On each turn the bot would have to embed the incoming message, scan a vector index, and concatenate retrieved passages into the prompt. For small personal knowledge bases, that's a lot of latency for a retrieval step that rarely finds something better than the system prompt would hold directly. Embeddings shine when the corpus is huge; mine wasn't.
Why did the multi-agent file-search approach feel too heavy?
Two agents — one doing file search, one composing the reply — doubled the token usage and roughly doubled the latency. For a chatbot where the 'corpus' is a single curated JSON file about my life, a single agent with that JSON directly in the system prompt is faster, cheaper, and just as accurate.

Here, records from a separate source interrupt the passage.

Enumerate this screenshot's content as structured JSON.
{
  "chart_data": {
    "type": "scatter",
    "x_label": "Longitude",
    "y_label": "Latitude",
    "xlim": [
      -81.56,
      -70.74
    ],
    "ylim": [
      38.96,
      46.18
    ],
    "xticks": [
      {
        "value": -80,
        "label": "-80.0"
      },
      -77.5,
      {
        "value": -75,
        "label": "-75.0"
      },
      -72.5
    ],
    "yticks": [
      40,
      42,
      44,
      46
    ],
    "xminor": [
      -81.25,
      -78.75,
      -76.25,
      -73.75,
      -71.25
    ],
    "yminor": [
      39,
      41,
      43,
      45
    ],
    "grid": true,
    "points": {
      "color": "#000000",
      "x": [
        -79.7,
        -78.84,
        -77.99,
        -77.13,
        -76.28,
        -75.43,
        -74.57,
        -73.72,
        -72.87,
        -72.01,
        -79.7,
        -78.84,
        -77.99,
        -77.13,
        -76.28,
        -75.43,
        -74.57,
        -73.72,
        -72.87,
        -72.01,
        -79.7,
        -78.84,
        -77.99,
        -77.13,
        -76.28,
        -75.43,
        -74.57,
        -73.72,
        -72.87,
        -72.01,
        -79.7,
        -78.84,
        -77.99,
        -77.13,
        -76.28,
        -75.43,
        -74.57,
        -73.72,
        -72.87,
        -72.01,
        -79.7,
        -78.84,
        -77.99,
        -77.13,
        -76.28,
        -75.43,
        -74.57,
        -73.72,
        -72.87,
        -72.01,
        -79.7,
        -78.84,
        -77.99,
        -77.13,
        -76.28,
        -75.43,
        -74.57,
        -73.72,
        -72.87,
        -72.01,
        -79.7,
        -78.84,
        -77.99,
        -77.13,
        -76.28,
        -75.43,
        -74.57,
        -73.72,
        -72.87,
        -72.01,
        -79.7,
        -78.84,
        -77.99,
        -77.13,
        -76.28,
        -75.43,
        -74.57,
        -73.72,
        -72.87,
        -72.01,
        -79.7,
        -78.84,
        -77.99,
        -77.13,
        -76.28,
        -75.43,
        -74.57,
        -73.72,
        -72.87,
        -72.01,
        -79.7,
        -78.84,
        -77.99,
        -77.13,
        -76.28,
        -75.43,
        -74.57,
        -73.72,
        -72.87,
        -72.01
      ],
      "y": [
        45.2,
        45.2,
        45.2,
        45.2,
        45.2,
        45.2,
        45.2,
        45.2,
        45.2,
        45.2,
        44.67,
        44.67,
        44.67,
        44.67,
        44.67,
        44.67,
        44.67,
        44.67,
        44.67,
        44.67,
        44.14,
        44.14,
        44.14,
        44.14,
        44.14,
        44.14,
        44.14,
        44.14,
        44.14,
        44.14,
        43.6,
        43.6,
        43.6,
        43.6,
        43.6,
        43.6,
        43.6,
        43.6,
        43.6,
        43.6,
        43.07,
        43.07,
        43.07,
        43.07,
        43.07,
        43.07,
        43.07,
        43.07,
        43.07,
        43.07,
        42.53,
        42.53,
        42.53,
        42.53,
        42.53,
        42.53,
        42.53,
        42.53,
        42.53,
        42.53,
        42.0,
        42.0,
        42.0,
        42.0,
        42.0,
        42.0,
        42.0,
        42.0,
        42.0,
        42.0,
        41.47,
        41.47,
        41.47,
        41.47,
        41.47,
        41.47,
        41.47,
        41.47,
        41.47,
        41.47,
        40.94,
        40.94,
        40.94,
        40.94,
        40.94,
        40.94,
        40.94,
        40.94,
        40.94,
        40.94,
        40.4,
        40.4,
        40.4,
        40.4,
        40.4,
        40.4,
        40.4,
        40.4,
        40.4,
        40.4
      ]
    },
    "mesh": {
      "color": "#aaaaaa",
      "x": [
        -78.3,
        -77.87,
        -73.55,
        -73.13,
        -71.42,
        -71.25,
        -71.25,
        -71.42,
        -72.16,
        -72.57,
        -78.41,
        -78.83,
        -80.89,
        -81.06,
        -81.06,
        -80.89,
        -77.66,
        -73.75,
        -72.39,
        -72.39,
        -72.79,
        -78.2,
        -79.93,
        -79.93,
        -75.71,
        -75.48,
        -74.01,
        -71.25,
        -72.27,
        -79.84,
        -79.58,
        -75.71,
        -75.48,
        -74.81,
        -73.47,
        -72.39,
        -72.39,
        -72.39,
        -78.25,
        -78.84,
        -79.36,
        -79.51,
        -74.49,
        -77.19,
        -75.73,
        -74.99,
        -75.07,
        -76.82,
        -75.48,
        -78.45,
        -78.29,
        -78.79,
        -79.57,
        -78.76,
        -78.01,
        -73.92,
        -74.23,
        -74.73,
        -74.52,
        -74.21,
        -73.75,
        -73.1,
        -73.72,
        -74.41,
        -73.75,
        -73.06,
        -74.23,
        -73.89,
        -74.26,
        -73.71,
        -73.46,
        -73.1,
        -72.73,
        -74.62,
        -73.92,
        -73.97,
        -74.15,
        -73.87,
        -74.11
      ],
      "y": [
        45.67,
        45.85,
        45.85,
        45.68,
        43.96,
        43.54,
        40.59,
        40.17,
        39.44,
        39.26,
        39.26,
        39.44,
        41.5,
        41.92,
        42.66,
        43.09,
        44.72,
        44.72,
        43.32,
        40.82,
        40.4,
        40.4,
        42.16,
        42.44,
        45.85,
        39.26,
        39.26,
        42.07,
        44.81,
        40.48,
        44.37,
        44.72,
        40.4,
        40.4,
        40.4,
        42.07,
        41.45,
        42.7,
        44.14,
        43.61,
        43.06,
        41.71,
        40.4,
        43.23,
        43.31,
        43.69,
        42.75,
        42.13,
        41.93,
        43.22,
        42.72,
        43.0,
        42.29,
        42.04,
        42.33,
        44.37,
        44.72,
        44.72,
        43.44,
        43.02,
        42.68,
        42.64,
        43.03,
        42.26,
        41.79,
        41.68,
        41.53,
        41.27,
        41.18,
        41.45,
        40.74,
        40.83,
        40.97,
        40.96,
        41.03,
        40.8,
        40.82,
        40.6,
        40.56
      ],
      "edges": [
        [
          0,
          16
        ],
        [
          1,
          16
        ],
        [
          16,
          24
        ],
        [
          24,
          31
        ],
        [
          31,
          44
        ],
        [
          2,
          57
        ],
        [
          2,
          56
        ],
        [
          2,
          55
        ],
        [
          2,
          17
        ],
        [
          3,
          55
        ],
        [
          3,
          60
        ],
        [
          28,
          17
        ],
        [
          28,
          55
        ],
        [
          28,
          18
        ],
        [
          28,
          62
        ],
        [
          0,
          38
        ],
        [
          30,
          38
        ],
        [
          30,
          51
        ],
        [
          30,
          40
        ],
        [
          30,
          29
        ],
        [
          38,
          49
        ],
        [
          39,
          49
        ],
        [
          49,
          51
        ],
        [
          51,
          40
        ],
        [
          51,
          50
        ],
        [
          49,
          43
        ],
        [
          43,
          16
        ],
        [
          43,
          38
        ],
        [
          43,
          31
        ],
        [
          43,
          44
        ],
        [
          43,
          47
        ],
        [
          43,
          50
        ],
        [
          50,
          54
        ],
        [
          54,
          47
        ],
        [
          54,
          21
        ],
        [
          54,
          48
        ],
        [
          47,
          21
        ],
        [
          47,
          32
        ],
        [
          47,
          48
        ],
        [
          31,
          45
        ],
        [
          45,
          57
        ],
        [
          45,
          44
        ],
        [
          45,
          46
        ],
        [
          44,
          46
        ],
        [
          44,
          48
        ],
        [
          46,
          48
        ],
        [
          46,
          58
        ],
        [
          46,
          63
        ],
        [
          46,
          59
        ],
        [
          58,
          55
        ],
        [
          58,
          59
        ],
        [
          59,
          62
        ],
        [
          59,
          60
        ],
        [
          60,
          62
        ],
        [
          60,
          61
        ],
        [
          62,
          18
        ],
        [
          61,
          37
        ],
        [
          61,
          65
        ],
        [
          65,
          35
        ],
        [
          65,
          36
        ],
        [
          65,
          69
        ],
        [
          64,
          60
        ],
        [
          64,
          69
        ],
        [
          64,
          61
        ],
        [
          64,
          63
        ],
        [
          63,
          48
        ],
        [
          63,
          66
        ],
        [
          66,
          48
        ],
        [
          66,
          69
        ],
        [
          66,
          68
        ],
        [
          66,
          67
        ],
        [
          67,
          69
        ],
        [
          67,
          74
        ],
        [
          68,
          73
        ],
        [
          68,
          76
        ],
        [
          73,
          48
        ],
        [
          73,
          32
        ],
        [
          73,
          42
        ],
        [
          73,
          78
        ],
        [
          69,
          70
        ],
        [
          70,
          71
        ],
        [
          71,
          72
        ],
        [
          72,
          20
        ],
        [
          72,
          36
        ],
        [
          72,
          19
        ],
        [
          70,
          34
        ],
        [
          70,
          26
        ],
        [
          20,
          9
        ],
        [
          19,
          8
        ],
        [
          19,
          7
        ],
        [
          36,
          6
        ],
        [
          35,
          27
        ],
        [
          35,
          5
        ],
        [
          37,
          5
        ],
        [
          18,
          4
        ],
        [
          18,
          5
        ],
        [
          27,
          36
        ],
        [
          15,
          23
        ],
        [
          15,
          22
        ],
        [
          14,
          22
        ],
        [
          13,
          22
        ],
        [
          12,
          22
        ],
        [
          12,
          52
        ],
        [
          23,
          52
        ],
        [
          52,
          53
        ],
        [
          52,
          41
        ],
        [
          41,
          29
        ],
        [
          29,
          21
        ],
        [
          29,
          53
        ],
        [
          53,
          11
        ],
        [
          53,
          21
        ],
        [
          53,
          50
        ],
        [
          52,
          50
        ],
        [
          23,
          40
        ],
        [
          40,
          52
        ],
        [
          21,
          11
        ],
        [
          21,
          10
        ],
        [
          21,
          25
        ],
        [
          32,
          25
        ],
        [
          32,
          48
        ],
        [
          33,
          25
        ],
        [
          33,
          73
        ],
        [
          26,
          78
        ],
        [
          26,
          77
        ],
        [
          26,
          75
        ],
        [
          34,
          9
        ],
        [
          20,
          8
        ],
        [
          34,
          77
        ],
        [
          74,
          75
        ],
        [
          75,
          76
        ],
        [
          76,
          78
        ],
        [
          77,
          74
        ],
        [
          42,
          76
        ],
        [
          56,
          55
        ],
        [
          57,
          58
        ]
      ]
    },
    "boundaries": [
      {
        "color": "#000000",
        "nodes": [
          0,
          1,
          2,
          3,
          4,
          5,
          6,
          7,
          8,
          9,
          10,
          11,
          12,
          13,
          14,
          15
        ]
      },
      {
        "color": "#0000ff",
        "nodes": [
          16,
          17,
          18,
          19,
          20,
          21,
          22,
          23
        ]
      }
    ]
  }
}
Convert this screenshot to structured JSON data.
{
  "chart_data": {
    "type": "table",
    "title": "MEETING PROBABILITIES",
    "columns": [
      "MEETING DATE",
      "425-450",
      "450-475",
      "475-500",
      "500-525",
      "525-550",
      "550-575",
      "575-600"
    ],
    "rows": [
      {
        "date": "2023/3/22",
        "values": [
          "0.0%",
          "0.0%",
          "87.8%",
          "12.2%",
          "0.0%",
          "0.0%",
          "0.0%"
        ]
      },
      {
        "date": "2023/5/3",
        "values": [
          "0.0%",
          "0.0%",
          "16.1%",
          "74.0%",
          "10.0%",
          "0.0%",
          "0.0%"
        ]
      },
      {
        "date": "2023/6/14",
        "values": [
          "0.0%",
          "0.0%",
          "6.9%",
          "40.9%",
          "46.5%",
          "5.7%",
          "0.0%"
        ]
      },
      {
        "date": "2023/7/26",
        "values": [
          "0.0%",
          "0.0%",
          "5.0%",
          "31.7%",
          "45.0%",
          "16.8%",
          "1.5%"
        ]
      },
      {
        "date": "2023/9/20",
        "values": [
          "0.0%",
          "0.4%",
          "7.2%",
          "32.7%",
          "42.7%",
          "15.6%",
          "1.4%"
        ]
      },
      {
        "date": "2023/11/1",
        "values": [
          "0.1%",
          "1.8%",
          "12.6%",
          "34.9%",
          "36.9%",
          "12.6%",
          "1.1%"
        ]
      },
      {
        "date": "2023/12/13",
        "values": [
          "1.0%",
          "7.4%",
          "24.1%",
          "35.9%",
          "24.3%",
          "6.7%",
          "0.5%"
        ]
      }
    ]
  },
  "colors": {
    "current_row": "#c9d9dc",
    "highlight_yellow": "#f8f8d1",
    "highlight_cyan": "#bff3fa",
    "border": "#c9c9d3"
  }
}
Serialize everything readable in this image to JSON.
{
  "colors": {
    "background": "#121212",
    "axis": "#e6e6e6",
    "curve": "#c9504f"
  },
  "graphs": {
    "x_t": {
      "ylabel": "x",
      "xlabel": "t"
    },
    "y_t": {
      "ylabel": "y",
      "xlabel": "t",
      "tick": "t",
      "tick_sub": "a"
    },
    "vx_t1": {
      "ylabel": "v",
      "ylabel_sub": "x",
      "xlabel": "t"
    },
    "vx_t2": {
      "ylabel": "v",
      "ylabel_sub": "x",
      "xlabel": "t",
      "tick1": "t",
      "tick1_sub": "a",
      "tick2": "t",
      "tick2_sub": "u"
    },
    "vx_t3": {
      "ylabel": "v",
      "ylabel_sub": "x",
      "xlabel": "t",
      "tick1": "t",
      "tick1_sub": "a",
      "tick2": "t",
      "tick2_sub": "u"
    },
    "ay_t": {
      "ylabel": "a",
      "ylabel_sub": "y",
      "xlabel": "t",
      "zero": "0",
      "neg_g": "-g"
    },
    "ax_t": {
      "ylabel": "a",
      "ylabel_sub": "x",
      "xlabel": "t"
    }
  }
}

What goes in the JSON memory file?
A curated list of facts: interests, hobbies, close relationships with short descriptions, notable anecdotes I'm happy to share, current context (where I go to school, what I'm working on). I deliberately exclude anything I wouldn't want a stranger to read back to me. The file is the source of truth — if I wouldn't say it in the JSON, the model shouldn't say it in a reply.
How do you stop the model from leaking private info?
Two layers. First, the JSON memory only contains non-sensitive content, so there's nothing sensitive for the model to leak. Second, the system prompt instructs the model to politely redirect requests for personal or sensitive information with humor, and to never reveal secrets. Layered defense, not trust-the-model.
When would embeddings or file-search actually be the right call?
When the knowledge you want to retrieve is larger than ~4–8k tokens (past what fits comfortably in a system prompt), or when it changes frequently. For a personal chatbot with a stable, small knowledge set, a system-prompt JSON wins on simplicity, latency, and cost.